Ceux-là, pourtant, étaient tous des touristes en vacances : ils sont partis le dimanche 8 janvier. Ce même dimanche, cependant, beaucoup plus d’Italiens sont rentrés au Royaume-Uni à la fin des vacances : ce sont des concitoyens qui vivent en Grande-Bretagne.
Records d’Italie
Les émigrants sont bien plus nombreux que les touristes. Malgré la Brexit, le nombre d’expatriés italiens à Londres et plus généralement dans le pays ne diminue pas. La Grande-Bretagne a quitté l’UE il y a exactement deux ans, ce qui a bloqué la libre circulation des personnes (un visa est requis pour les émigrants et un passeport pour les touristes), mais les expatriés augmentent de la même manière. Le flux d’Italiens quittant le pays pour aller travailler sur les bords de la Tamise ne cesse de croître. Bien que le Brexit soit un obstacle (et les restaurants et hôtels en savent quelque chose, qui peinent à trouver de la main-d’œuvre, notamment italienne, qui arrivait auparavant en masse), l’attractivité et l’attractivité de Londres sont restées intactes. A tel point que 2023 commence par un record de « migration » : l’Italie est aujourd’hui le premier pays à Londres, en tant que nationalité d’immigrés.

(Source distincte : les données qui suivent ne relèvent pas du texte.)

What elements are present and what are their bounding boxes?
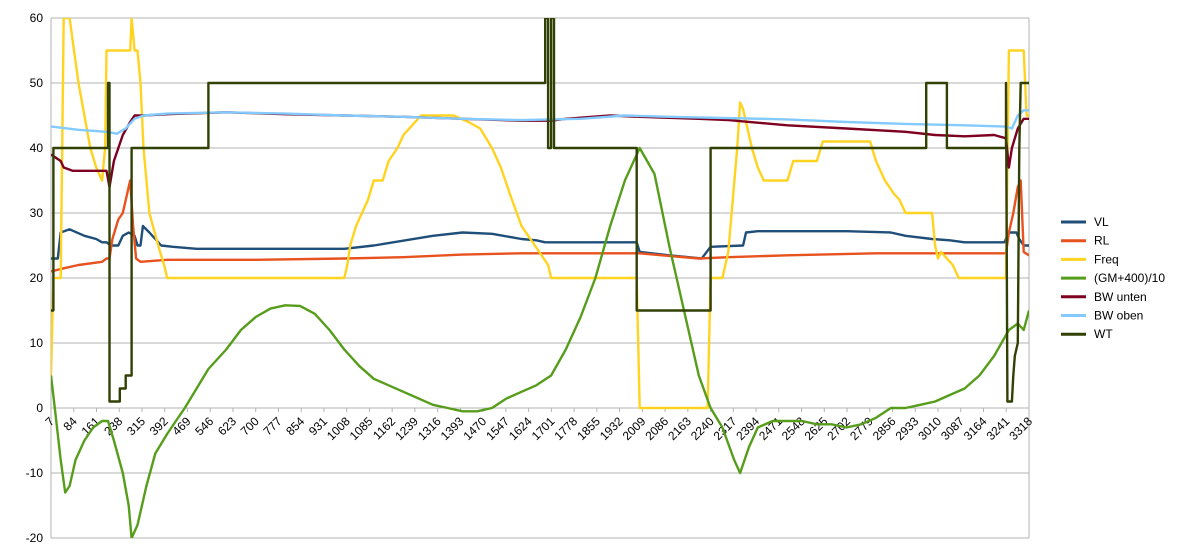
x-tick-label: 1239 — [392, 414, 421, 443]
x-tick-label: 854 — [283, 414, 307, 438]
series-line-vl — [51, 224, 1029, 260]
legend-label: (GM+400)/10 — [1094, 271, 1165, 285]
x-tick-label: 1085 — [347, 414, 376, 443]
x-tick-label: 3318 — [1006, 414, 1035, 443]
x-tick-label: 2471 — [756, 414, 785, 443]
x-tick-label: 1701 — [529, 414, 558, 443]
y-tick-label: 0 — [36, 401, 43, 415]
y-tick-label: 30 — [30, 206, 44, 220]
legend-label: Freq — [1094, 252, 1119, 266]
x-tick-label: 2240 — [688, 414, 717, 443]
x-tick-label: 2009 — [620, 414, 649, 443]
x-tick-label: 2317 — [711, 414, 740, 443]
y-tick-label: -20 — [26, 531, 44, 545]
series-line-rl — [51, 179, 1029, 273]
x-tick-label: 2086 — [642, 414, 671, 443]
x-tick-label: 777 — [260, 414, 284, 438]
x-tick-label: 1778 — [551, 414, 580, 443]
x-tick-label: 2933 — [893, 414, 922, 443]
y-tick-label: 60 — [30, 11, 44, 25]
series-line-freq — [51, 18, 1029, 410]
legend-label: BW oben — [1094, 309, 1143, 323]
x-tick-label: 3164 — [961, 414, 990, 443]
x-tick-label: 3087 — [938, 414, 967, 443]
y-tick-label: 20 — [30, 271, 44, 285]
x-tick-label: 238 — [101, 414, 125, 438]
x-tick-label: 84 — [61, 414, 81, 434]
y-tick-label: 40 — [30, 141, 44, 155]
x-tick-label: 3241 — [984, 414, 1013, 443]
x-tick-label: 1162 — [370, 414, 398, 442]
series-line-wt — [51, 18, 1029, 403]
x-tick-label: 315 — [124, 414, 148, 438]
y-tick-label: 10 — [30, 336, 44, 350]
x-axis-tick-labels: 7 841612383153924695466237007778549311008… — [42, 407, 1035, 443]
x-tick-label: 1316 — [415, 414, 444, 443]
y-tick-label: -10 — [26, 466, 44, 480]
x-tick-label: 3010 — [915, 414, 944, 443]
x-tick-label: 1547 — [483, 414, 512, 443]
series-line-gm-400-10 — [51, 146, 1029, 538]
legend-label: VL — [1094, 215, 1109, 229]
legend-label: RL — [1094, 234, 1110, 248]
x-tick-label: 2163 — [665, 414, 694, 443]
y-axis-tick-labels: -20 -10 0 10 20 30 40 50 60 — [26, 11, 44, 545]
x-tick-label: 2548 — [779, 414, 808, 443]
x-tick-label: 1008 — [324, 414, 353, 443]
x-tick-label: 2702 — [824, 414, 853, 443]
x-tick-label: 1624 — [506, 414, 535, 443]
legend-label: WT — [1094, 327, 1113, 341]
x-tick-label: 623 — [215, 414, 239, 438]
x-tick-label: 1855 — [574, 414, 603, 443]
x-tick-label: 1393 — [438, 414, 467, 443]
y-tick-label: 50 — [30, 76, 44, 90]
legend: VL RL Freq (GM+400)/10 BW unten BW oben WT — [1061, 215, 1165, 341]
x-tick-label: 2625 — [802, 414, 831, 443]
x-tick-label: 546 — [192, 414, 216, 438]
x-tick-label: 700 — [238, 414, 262, 438]
x-tick-label: 1932 — [597, 414, 626, 443]
x-tick-label: 1470 — [460, 414, 489, 443]
series-line-bw-oben — [51, 109, 1029, 135]
x-tick-label: 161 — [79, 414, 103, 438]
legend-label: BW unten — [1094, 290, 1147, 304]
plot-area — [51, 18, 1029, 538]
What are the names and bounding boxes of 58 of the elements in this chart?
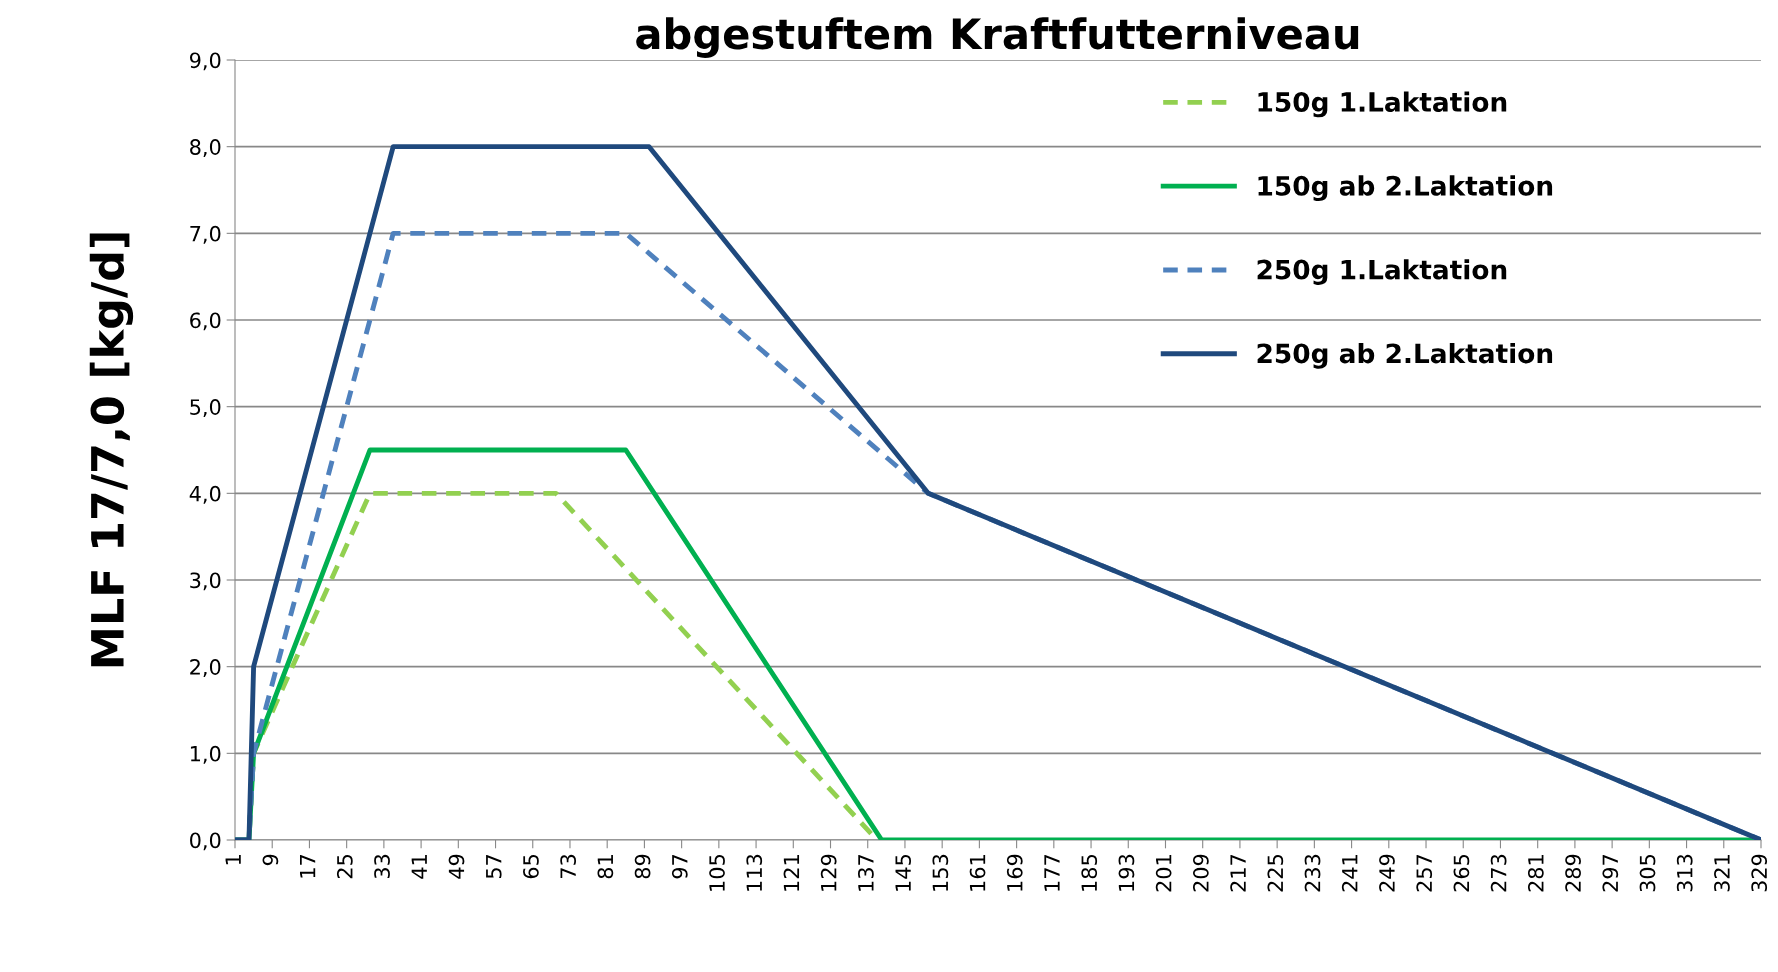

Statistiques anglaises et italiennes
L’Istat anglais l’a remarqué : leONS (Bureau des statistiques nationales), il a sondé 280 000 citoyens italiens qui vivait dans le pays en 2021. C’est un nombre a doublé au cours des dix dernières années, et près de 40 % de plus qu’en 2016, l’année où la Grande-Bretagne a voté pour quitter l’Union européenne. Environ la moitié de ces 280 000 vivent à Londres, où les Italiens sont devenus la nationalité étrangère la plus répandue dans la capitale pour la première fois de l’histoire récente, devant l’Inde et la Pologne, selon les données de l’ONS publiées par Bloomberg. En fait au Royaume-Uni, les données les plus récentes du Consulat général d’Italieles Italiens sont encore plus nombreux : les officiels sont presque un demi million (490 000) Comment expliquer l’écart ? Tout d’abord, ce sont des données d’il y a deux ans; mais surtout il est “probable que les Britanniques ne comptaient que les citoyens italiens nés au Royaume-Uni” explique le consul général Dominique Bellanton. En Grande-Bretagne ça n’existe pas Ius Solí: si un enfant est né de parents italiens, il apparaît à l’état civil britannique comme un Italien vivant dans le pays.